— Что, морковку ждёшь? Получишь, если будешь хорошей девочкой, — я ласково почесала ей нос и медленно поднялась с колен. — Ну, что, поехали?
— Лада, её вычистить нужно. Без тебя, похоже, никто и не ухаживал.
Яшма была сопровождена в денник и привязана к кольцам по обе стороны коридора. Вместе мы хорошенько вычистили её скрученным из соломы жгутом, затем металлической скребницей, потом дошла очередь до мягкой щётки и влажной суконки. Я побоялась расчищать копыта специальным крючком, наблюдая за этим действом издали. Благодаря нашим стараниям, Яшма засияла, как новое золотое блюдо. А когда я заплела белую шелковистую гриву и хвост, то вообще — ни дать ни взять — королевишна!
Данияр собрался было учить меня седлать мою любимицу, но я и сама могла сделать это даже с закрытыми глазами:
— Я знаю, я всё знаю! Наверное, мне не раз приходилось делать это самостоятельно. Берём потник, кладём седло на холку, спускаем его вниз, вот эти подпруги пристёгиваем сюда, главное — не перестараться. Идём дальше. Закинем на шею повод, подай, пожалуйста, снимем недоуздок и оденем уздечку… трензель аккуратно вставляем в рот, застёгиваем подбородочный и подчелюстной ремень. Поправим нашей красавице гриву. Это что за развязки? Думаю, они не понадобятся. Будем надеяться, что стремена подогнаны под длину моих ног, потому что подгонять уже лень. И вообще — я устала, пойду-ка, полежу.
— Раз уж Яшму снарядили, давай немного прокатимся, — Данияр повёл её на улицу, и я нехотя потащилась следом.
Ехали мы не спеша, предоставляя Яшме свободу выбора. Пробежав несколько вёрст, лошадь вывезла нас к реке, проложившей себе путь между двумя песчаными холмами, поросшими редкой сухой травой.
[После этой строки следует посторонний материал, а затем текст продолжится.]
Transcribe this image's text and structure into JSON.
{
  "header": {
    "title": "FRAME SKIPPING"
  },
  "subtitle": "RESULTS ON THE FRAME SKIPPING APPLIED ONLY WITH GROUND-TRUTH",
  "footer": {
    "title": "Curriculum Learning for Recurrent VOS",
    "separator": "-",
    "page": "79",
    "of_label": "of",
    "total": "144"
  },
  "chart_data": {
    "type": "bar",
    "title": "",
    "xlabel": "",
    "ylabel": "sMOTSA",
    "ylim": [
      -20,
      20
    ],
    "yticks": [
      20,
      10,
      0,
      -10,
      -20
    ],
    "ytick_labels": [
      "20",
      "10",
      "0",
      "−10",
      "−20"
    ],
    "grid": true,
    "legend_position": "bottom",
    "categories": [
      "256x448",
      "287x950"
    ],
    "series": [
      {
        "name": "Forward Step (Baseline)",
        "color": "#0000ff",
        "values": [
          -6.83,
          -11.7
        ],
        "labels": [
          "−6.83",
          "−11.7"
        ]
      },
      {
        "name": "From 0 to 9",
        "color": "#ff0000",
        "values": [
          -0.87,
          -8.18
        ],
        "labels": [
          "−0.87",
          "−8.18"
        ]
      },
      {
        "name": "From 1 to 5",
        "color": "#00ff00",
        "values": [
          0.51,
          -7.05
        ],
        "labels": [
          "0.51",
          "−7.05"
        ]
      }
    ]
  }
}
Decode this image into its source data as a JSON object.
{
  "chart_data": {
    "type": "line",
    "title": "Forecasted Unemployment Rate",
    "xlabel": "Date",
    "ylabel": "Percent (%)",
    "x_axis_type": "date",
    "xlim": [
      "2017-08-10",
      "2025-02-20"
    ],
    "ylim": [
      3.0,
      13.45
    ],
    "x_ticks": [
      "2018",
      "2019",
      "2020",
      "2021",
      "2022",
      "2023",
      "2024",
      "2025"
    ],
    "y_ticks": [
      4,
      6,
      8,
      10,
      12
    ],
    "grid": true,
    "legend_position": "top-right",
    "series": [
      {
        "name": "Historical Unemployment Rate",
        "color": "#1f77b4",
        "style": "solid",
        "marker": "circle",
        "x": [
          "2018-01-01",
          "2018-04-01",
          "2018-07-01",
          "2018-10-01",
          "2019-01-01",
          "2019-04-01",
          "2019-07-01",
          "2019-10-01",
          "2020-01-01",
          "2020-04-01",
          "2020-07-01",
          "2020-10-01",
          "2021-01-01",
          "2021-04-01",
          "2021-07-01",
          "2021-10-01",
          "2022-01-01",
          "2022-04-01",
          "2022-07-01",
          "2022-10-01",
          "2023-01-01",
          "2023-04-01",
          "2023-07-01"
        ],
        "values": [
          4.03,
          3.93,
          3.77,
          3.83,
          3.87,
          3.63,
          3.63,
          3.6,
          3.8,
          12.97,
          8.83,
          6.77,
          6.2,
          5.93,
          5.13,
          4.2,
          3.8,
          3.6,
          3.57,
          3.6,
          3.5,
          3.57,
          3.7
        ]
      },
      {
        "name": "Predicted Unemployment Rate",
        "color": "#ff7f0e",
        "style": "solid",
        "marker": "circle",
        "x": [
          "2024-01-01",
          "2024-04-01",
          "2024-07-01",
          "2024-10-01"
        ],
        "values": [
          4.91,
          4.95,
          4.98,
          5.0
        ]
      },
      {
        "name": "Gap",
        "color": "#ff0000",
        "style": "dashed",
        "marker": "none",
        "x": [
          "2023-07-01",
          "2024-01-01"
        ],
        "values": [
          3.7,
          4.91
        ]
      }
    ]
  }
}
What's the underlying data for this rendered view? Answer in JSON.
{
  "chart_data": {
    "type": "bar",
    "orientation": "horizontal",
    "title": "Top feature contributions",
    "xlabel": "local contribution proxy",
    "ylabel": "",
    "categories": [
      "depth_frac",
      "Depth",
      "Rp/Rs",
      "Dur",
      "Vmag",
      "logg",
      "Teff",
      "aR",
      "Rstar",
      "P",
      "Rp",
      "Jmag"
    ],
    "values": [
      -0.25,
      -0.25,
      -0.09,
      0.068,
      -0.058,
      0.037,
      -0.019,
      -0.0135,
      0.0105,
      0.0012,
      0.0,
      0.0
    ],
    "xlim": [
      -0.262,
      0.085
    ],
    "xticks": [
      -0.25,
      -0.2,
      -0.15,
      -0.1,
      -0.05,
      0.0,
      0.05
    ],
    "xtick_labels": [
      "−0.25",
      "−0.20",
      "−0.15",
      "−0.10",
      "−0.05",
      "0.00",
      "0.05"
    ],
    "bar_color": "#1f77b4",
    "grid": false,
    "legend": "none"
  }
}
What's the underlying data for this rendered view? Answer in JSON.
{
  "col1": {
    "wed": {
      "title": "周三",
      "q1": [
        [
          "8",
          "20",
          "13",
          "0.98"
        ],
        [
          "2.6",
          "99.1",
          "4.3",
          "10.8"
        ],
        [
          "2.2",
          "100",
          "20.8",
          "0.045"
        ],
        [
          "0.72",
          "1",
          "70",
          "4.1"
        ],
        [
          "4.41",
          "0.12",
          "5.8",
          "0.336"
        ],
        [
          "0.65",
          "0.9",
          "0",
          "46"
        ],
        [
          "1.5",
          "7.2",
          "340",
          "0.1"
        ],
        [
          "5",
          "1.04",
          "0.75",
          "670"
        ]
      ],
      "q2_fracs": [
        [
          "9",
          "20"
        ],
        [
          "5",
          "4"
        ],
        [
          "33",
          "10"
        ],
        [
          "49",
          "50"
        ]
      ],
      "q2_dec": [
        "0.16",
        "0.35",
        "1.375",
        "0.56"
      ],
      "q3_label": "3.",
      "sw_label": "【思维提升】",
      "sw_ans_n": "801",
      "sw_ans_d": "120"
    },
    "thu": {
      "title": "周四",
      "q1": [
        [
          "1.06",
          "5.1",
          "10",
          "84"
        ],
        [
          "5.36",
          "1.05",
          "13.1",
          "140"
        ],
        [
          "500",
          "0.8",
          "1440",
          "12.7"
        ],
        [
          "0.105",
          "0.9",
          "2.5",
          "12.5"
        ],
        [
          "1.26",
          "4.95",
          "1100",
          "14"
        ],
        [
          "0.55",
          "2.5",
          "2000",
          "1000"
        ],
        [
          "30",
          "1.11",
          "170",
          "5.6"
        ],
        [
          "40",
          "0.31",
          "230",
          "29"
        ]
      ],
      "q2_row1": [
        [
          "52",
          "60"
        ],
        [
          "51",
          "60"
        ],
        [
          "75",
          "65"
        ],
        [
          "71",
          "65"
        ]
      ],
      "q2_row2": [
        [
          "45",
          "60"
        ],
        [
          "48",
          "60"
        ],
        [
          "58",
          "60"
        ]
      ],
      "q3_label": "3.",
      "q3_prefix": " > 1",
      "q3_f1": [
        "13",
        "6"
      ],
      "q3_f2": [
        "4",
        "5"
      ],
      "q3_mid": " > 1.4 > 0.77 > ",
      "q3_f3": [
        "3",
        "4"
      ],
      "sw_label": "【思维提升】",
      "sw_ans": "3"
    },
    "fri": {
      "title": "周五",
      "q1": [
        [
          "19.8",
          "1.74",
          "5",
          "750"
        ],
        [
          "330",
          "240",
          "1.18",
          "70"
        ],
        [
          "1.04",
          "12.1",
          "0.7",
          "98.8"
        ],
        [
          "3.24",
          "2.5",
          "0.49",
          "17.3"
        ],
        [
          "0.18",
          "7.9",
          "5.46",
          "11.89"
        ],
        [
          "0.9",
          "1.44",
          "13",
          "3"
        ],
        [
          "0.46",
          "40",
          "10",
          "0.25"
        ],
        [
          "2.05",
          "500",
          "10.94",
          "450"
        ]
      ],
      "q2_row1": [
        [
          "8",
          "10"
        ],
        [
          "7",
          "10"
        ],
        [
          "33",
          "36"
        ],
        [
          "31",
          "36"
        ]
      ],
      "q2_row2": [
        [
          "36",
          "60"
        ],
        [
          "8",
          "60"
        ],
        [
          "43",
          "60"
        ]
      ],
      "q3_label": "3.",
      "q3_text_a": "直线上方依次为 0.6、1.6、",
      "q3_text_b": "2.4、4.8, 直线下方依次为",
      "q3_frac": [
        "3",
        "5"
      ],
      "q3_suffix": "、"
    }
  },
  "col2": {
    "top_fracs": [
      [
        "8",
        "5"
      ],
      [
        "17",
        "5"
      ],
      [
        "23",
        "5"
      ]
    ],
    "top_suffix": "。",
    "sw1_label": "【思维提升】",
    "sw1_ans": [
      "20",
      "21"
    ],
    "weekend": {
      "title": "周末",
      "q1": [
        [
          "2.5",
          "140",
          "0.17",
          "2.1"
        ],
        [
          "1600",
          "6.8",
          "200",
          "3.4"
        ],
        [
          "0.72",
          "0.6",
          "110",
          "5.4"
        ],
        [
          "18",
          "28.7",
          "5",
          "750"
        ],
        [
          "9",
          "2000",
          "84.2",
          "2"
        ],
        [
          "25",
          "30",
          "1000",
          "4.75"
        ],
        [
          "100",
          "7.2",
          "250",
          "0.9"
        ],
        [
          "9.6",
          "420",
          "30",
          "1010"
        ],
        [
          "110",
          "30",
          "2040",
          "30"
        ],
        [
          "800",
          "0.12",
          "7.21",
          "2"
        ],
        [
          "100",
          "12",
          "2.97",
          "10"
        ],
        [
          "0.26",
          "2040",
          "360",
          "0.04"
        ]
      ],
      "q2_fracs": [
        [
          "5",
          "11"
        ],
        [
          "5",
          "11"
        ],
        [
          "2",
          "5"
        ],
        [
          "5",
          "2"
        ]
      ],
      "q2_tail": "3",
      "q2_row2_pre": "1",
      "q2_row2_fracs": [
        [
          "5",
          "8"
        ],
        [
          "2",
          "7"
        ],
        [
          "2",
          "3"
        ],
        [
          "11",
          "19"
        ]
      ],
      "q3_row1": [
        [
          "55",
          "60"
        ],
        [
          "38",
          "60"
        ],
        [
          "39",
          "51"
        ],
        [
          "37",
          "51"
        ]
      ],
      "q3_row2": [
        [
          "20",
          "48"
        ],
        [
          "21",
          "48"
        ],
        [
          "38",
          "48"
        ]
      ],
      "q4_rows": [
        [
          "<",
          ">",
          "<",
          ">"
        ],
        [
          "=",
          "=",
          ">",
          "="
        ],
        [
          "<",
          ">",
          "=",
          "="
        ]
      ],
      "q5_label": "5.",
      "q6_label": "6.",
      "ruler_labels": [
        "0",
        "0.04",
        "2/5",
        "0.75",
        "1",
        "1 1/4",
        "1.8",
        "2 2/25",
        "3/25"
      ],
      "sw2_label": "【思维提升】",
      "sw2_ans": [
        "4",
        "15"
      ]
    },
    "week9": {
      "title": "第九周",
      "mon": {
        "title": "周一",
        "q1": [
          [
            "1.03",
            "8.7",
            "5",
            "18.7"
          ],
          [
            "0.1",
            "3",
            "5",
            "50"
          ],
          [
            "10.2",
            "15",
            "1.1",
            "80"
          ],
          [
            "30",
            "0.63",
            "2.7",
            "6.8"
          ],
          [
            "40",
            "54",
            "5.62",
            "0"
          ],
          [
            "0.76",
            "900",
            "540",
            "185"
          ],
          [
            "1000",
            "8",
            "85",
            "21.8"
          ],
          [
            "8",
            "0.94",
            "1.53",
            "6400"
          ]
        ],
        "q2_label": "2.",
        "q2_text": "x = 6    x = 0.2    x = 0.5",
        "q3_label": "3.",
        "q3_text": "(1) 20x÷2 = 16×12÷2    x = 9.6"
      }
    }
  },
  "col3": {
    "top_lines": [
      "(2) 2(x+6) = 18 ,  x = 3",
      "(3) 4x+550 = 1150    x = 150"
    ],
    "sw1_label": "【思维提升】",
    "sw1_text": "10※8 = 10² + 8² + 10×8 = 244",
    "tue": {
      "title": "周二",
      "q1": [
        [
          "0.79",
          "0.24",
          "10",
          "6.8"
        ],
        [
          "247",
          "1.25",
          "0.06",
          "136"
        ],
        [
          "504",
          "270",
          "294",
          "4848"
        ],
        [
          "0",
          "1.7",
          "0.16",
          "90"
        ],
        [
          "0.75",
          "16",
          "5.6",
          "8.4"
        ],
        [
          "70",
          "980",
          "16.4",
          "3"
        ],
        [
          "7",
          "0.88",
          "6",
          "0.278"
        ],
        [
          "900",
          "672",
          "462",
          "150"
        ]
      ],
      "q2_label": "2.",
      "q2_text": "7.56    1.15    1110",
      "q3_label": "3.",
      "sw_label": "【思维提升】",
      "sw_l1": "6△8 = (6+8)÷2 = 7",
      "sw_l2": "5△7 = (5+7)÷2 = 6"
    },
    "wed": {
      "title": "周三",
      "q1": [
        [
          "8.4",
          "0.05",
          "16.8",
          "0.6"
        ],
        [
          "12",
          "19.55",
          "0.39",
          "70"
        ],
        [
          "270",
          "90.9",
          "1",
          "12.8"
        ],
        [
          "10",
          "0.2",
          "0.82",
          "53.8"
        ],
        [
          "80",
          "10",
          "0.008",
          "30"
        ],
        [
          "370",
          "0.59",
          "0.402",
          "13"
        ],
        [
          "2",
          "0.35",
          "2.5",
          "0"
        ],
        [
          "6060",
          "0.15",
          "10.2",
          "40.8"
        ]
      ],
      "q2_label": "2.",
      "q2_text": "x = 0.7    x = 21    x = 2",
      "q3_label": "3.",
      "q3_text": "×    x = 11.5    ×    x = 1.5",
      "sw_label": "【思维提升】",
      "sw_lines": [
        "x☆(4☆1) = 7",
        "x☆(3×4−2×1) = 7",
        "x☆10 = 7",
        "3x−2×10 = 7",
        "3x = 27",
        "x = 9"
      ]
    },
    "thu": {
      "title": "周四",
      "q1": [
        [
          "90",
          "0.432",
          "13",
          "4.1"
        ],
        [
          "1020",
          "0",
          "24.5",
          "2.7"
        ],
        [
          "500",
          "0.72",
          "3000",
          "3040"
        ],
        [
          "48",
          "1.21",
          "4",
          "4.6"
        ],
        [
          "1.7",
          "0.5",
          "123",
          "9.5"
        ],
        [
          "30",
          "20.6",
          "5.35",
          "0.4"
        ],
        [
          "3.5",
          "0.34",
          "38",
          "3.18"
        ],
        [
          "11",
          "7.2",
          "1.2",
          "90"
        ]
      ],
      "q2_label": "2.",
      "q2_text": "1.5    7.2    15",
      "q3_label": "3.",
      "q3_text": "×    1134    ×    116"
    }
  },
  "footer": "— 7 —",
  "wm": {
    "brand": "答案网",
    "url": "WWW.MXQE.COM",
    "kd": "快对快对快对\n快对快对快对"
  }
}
Данияр спешился, это дало мне возможность усесться поудобнее и понаклоняться в разные стороны, разминая спину. Ещё я успела сделать несколько кругов, вытащив из стремян ноги и не держась за повод. Яшма приятно удивила меня, показав себя смышлёной и довольно сообразительной, предугадывая мои действия. Когда я наклонялась вперёд — она воспринимала это, как побуждение к движению, отклонялась назад — и Яшма замедляла ход, она даже чувствовала мои повороты влево-вправо и живо реагировала на них.
Спешившись, я немного расслабила подпруги и привязала Яшму к молодой тонкой рябинке. Сама же спустилась по крутой тропке к воде и присела на песок рядом с Данияром.
— K морю съездим? Это вдоль реки, я так понимаю?
— И это говорит та, которая недавно падала с ног?
— Так ведь с ног, а не с лошади.
— Ехать очень далеко — за полдня не доберёмся. Да и одной Яшме тяжело. Ты когда-нибудь научишься думать о ком — то, кроме себя?
— Когда научусь, я тебе обязательно сообщу. Первому.
— Буду ждать с нетерпением.
Следующим утром Данияр выехал в Белобрег. С беспокойством и надеждой я ожидала его возвращения из столицы. Мать каждый день находила мне работу, «чтобы я не скучала», в виде прополки огорода и полива цветов, уборки лука и чеснока, готовки или стирки. Но я с завидным упорством и небывалой изобретательностью каждый раз умудрялась отвертеться. Ну что делать, не моё это… Не могу даже представить себя степенной матроной, хозяйкой дома и матерью семейства. Скакать во весь опор на горячей лошади по высокой траве и слышать шум ветра в ушах — вот это по мне! Пороть, видно, меня было некому. Но это, увы, уже не мои проблемы.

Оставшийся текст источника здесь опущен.